Okay, it's a stretch.

It's still interesting to see natural products taking their places beside the most modern. In the case of Bamboosero they're making bike frames out of bamboo, hemp, and (if I understand correctly) polyester resin. Apparently they compare favorably to carbon fiber. Consider that a moment. Bamboo, a fast growing grass (three years from seedling to harvest for bike frames), when heat treated and wrapped in hemp, a crop plant grown for its long, strong fibers for thousands of years (the discovery of and breeding for THC content is comparatively recent), and soaked in polyester resin stacks up to polyester resin soaked /carbon fiber/. Apparently the bike frames are a little more flexible than their carbon fiber counterparts, but this helps them absorb shock better. It boggles the mind, and makes one wonder how many other good materials for space-age material-science have been ignored because humans didn't invent them.

And yes, I understand the role the resin is playing here. Let us not underestimate it or its man-made nature. But I start to wonder if hybrid materials (to coin a phrase) - man-made with natural might not be a strong force as we look into the future.
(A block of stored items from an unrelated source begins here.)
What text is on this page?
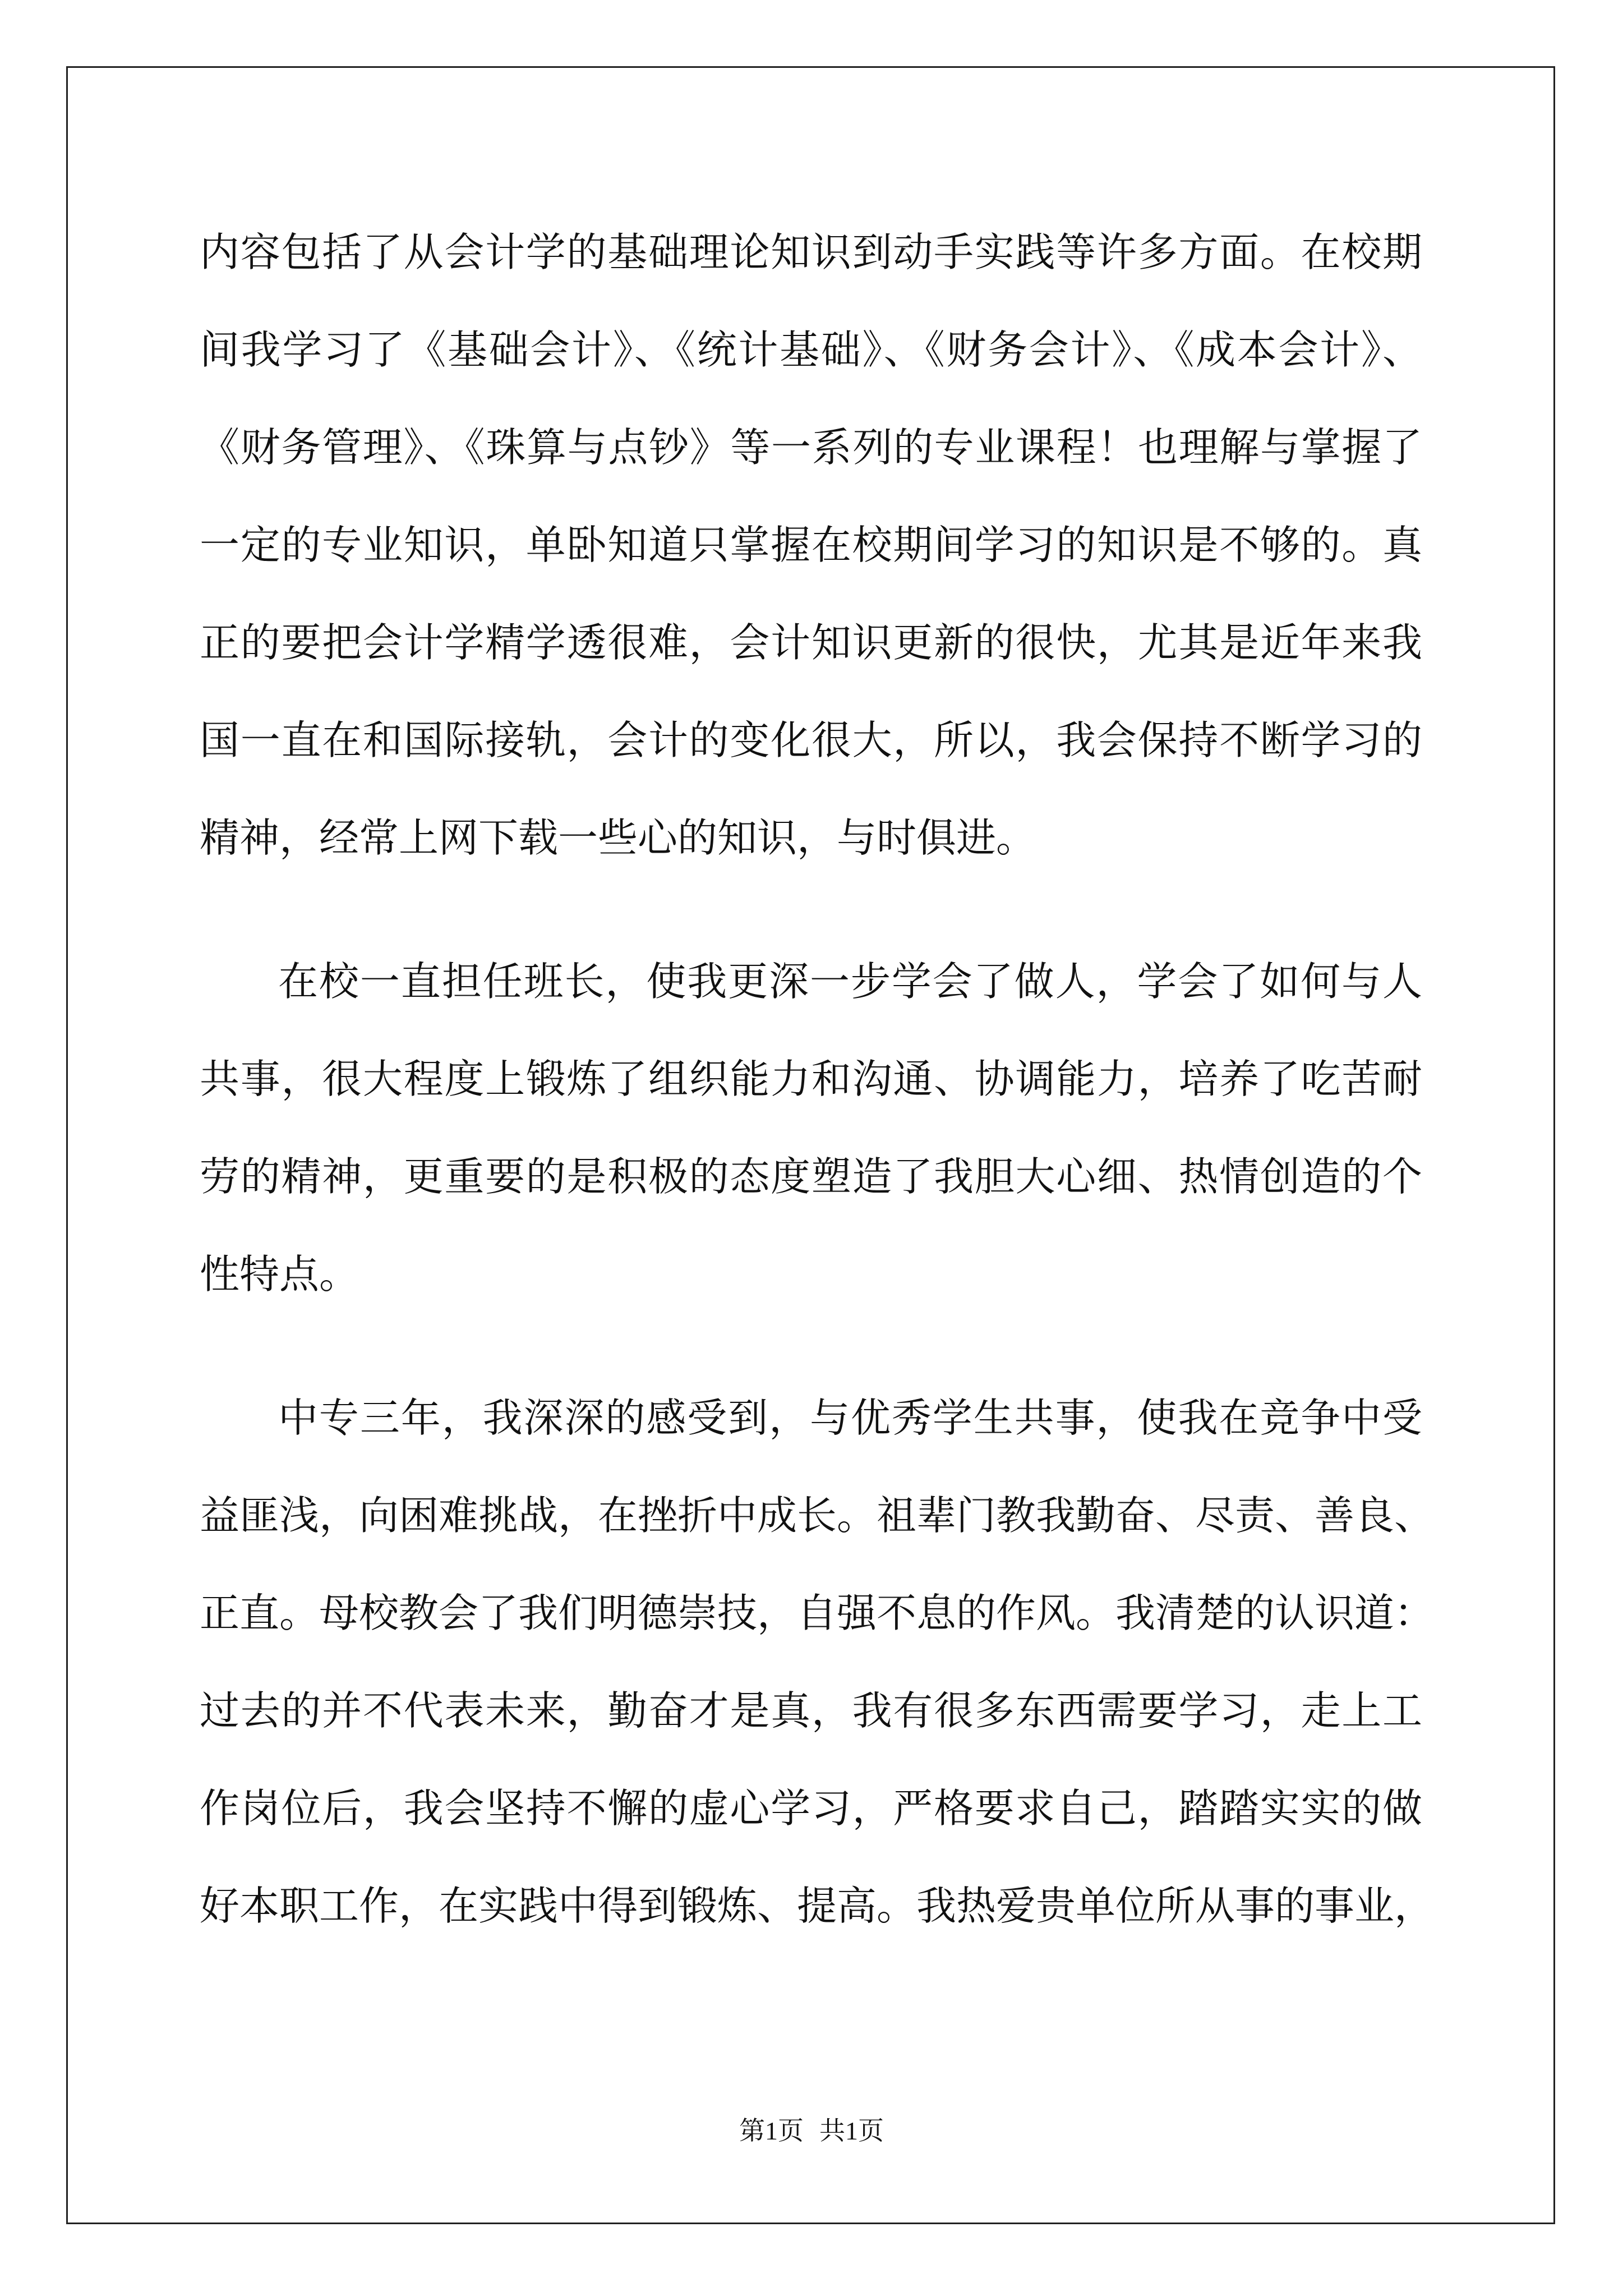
内容包括了从会计学的基础理论知识到动手实践等许多方面。在校期
间我学习了《基础会计》、《统计基础》、《财务会计》、《成本会计》、
《财务管理》、《珠算与点钞》等一系列的专业课程！也理解与掌握了
一定的专业知识，单卧知道只掌握在校期间学习的知识是不够的。真
正的要把会计学精学透很难，会计知识更新的很快，尤其是近年来我
国一直在和国际接轨，会计的变化很大，所以，我会保持不断学习的
精神，经常上网下载一些心的知识，与时俱进。
在校一直担任班长，使我更深一步学会了做人，学会了如何与人
共事，很大程度上锻炼了组织能力和沟通、协调能力，培养了吃苦耐
劳的精神，更重要的是积极的态度塑造了我胆大心细、热情创造的个
性特点。
中专三年，我深深的感受到，与优秀学生共事，使我在竞争中受
益匪浅，向困难挑战，在挫折中成长。祖辈门教我勤奋、尽责、善良、
正直。母校教会了我们明德崇技，自强不息的作风。我清楚的认识道：
过去的并不代表未来，勤奋才是真，我有很多东西需要学习，走上工
作岗位后，我会坚持不懈的虚心学习，严格要求自己，踏踏实实的做
好本职工作，在实践中得到锻炼、提高。我热爱贵单位所从事的事业，
第1页 共1页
The constraints are, probably, a lack of engineering data and engineering consistency with natural products. Consider that in the last 20 years or so, as the housing industry has moved to building with lumber exclusively from farmed, fast-growing trees, that the engineering specs on a 2x4 are rather different from 2x4s sawn from old growth pine forests. That kind of thing has to drive engineers (and architects) insane. I wonder if that, as much as techno-snobbery, is behind the lack of utilization of these natural materials, including the gradual replacement of wood with manufactured timbers in homes.

(As an aside: my current house has natural-timber floors. They /give/ a lot more than the old house's manufactured timbers did, and especially under the front loading washer, this is not a positive thing.)

Changing venues to a craftsman-driven, boutique technology realm, whether at the high end in industrialized nations, or the lower end in emerging nations, changes the need for material consistency. Instead of an engineer trying to model what the material will do mathematically, a craftsman knows the material and how it will react in what he/she is making, and presumably how to evaluate the stock. Watch Norm Abram pick out wood for his projects some time, if you want to see that practice at work. (Okay, Norm has degrees in mechanical engineering and business admin, so he might be doing the engineering in his head. But still.)

Meta-materials, naturally occurring or otherwise, because of their variations, might not lend themselves to mass production, but for cottage and craft industries, it's a whole different ballgame.